Later on, I’m at home with my aunt and uncle. Sitting on their couch, in the privacy of my own head, I realize that I arrived where I meant to go (even though I don’t know how it happened exactly). That no one knew I even had adventures along the way. And they won’t know if I don’t tell them.
+** +** + **
I visited OKC a lot between c. 1974 (when my aunt and uncle moved there), and 1985, when I moved in with them.
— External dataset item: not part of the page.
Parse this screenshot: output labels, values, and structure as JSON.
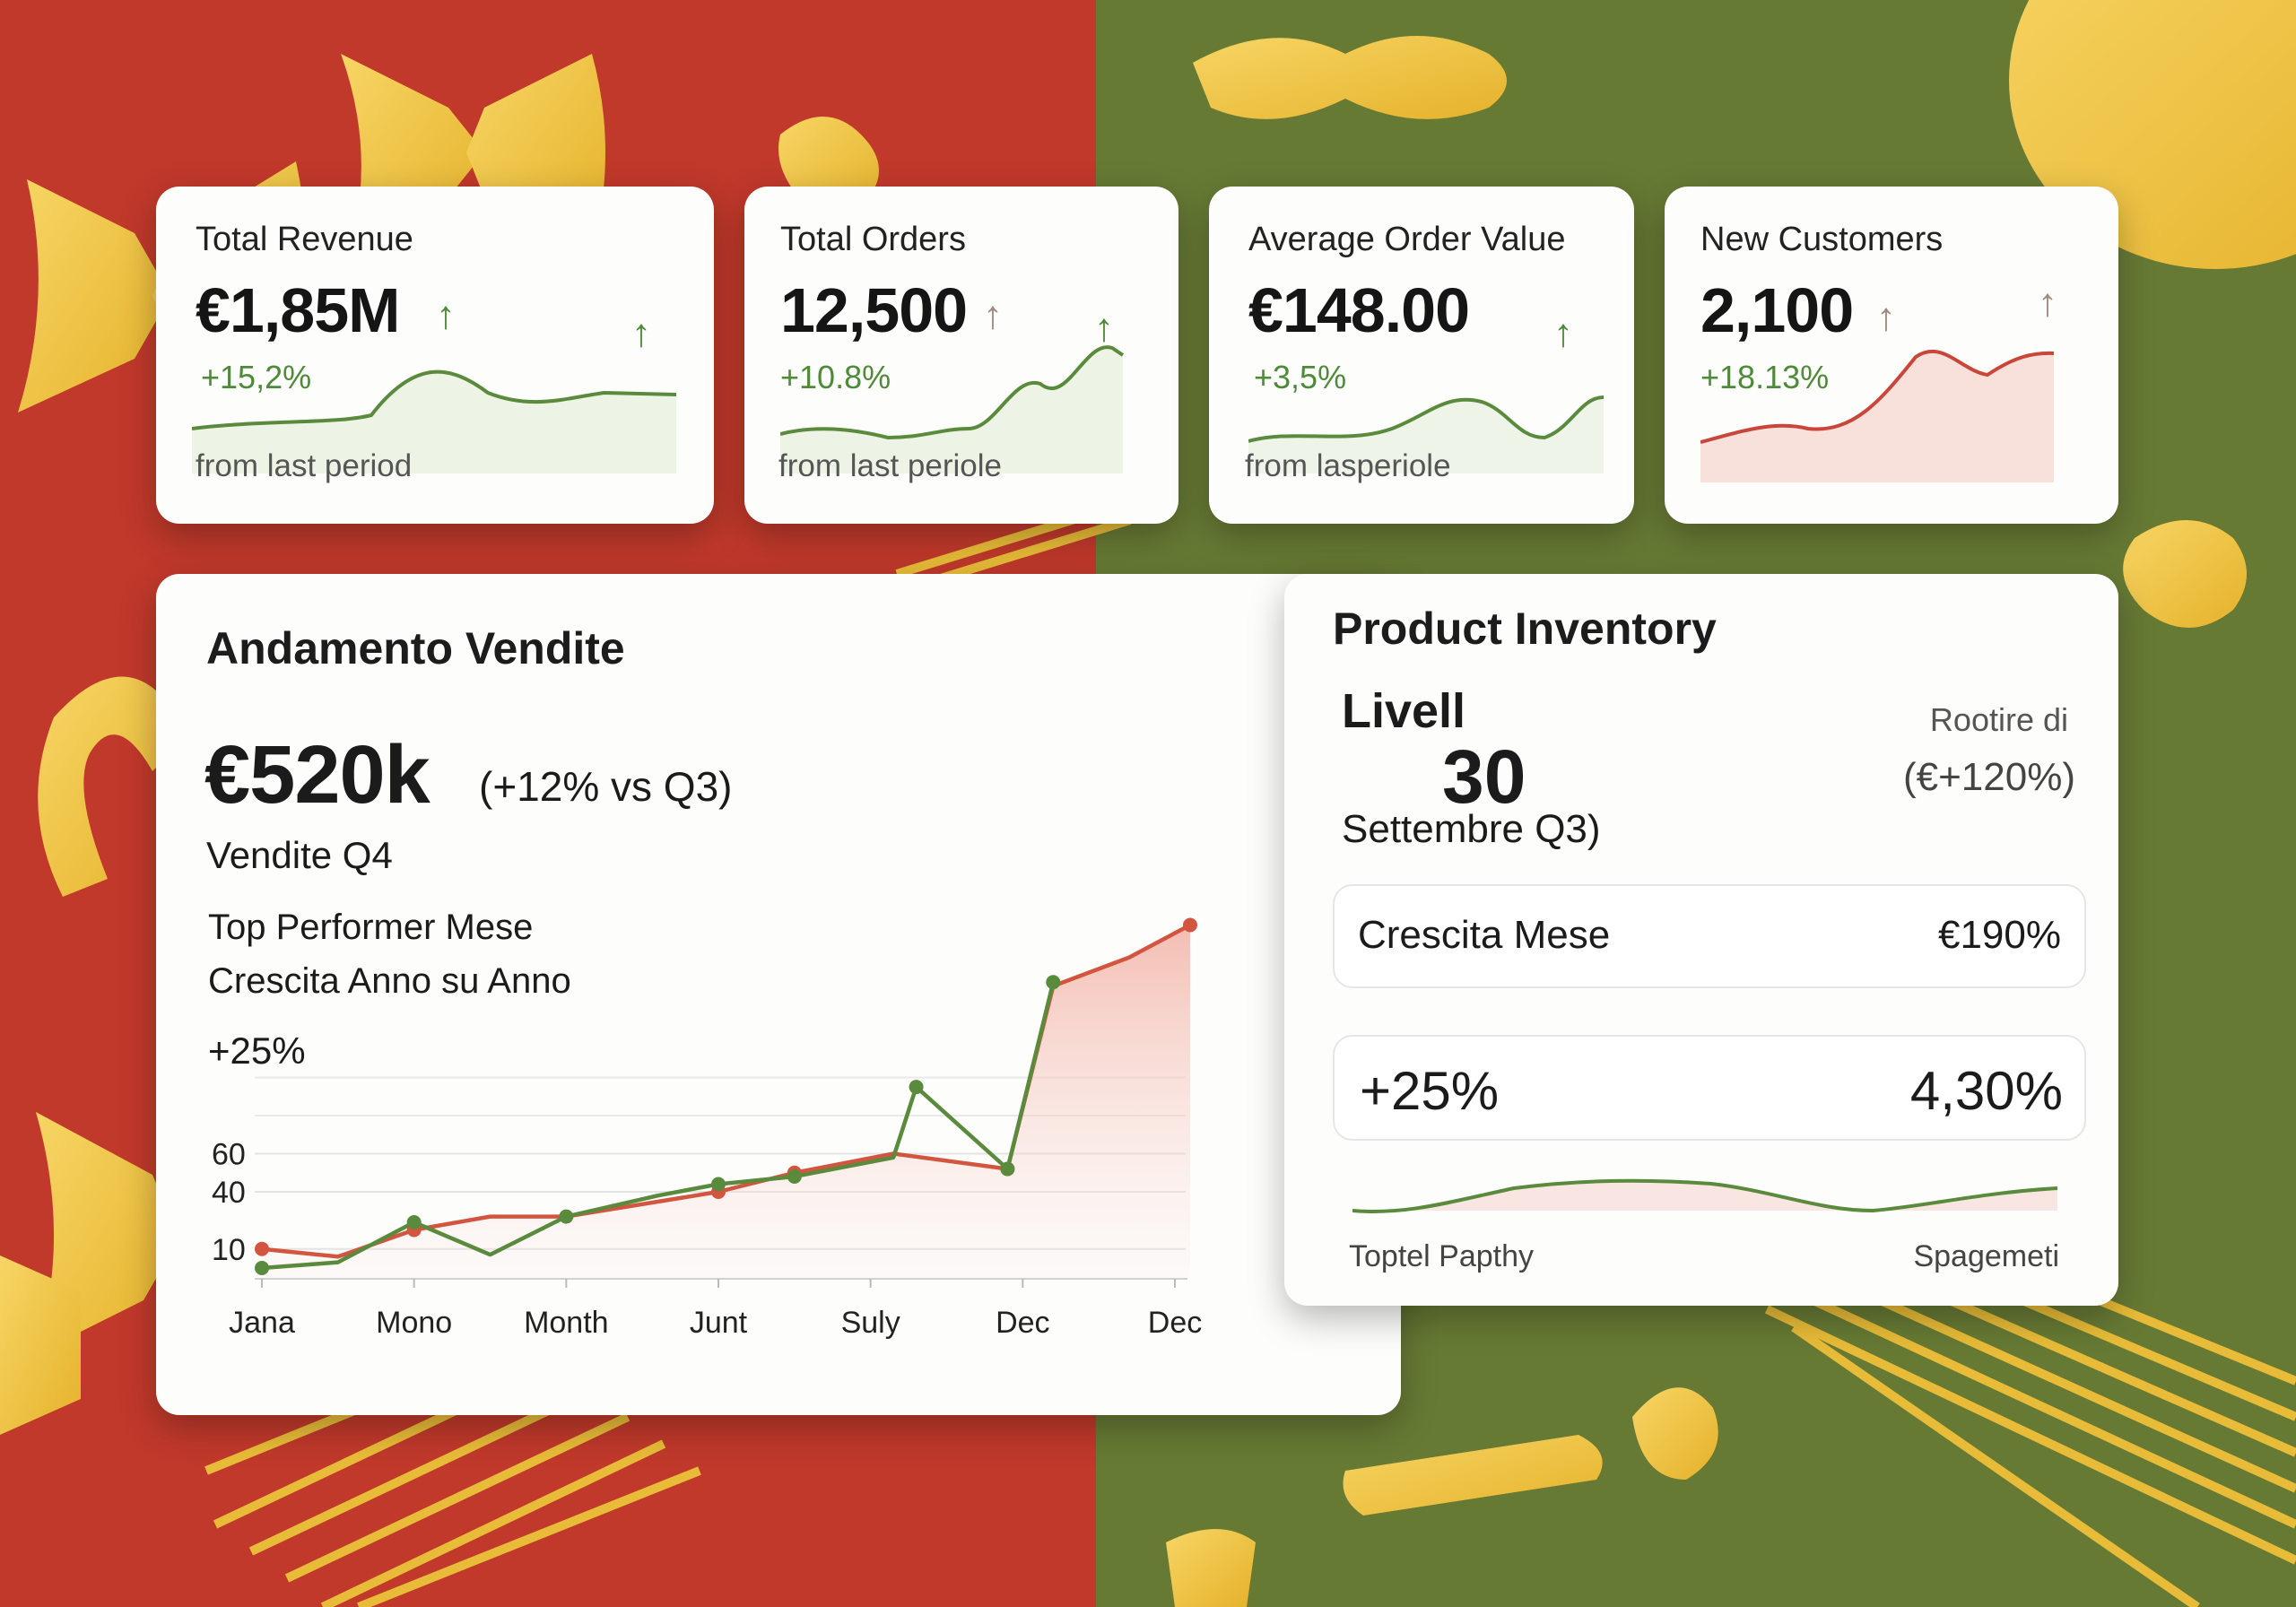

After that, I visited very sporadically: 1990 with Gramma; c. 1995 with Spouse; 2007 with Spouse, for a family wedding.
I’ve been to Toronto once. Spouse and I went there for a week as kind of a (delayed) honeymoon, 6 months after we married.
I don’t think I know (of) any fiber or fibre artists named Karen.
Sitting on the couch in my aunt and uncle’s house, with them doing other things in the same room, was companionable. Comfortable. No drama. I don’t think I’ve ever spent time like that with both of them (or either one, now that I think about it). So what do they represent?
In the dream, realizing no one knew of my adventures unless I told them . . . felt like a delicious secret I wanted to keep to myself. But now that I’m awake, I wonder if that aspect has something to do with being a writer?
[[This one was weird, and got weirder as I tried to think of how to explain it.]]
I’m in a windowless “observation room”, like the nerve-center for a bustling warren of offices. An institution of some sort, where some kind of hybrid [academic-government (?)] research is going on.
I sort of have an awareness that we’re “on stage” [[like the earlier dream, with the stage play]], although the other people in the room with me give no indication of knowing that. There are at least 3 other people: a woman psychologist (!), and her assistants, at least one of which is a young woman. (I don’t clearly recall the genders of the others.)
I don’t know anyone’s names.
The woman psychologist looks a bit like P, but her manner is brisker, more commanding. I am there to observe her at work, and I am doing that. She never acknowledges me, nor do the assistants. I’m not sure they knew I was there.
The woman psychologist is somehow conducting sessions with patients concurrently with being in the room with us. For each new session, she asks her assistants if they are “double-charging” the people who are observing the sessions (in different rooms from us) behind mirrored glass. Each charge is $2, so “double-charging” is $4 per session.
+** +** +**
Is this some kind of metaphor of how my own mind works? Like, maybe the woman psychologist is my Executive Function or my Higher Self, something like that.
What were the 2 categories that observers could be charged for?
So, I don’t remember my dreams for several days, then I have 3 dreams that I do remember and 2 of them have a character that resembles P?!? And one talks about money? In a way where there’s clearly some tension?!? Wow.
New Brunswick and Toronto? What does Canada signify in these dreams? Starting at least 12 years ago, I wished I was Canadian. Spouse and I talked about emigrating, but when we looked into it, it would’ve been prohibitively expensive, so we didn’t get very far. For years after realizing that, I felt like “being Canadian” was something I needed to become whole, in some way. So I kept mourning over the impossibility of it, long after I probably should’ve moved on. [[I haven’t thought about that in years.]]
Out of all the guys I went to school with, Tom Hayes? Why? Blond hair, good-looking (in an ordinary way — not my particular taste, except for the hair), a basketball player. Popular. Reasonably nice. Not particularly smart, creative, or funny, so I never had a crush on him. He knew my brother D because they both played basketball. Still puzzled.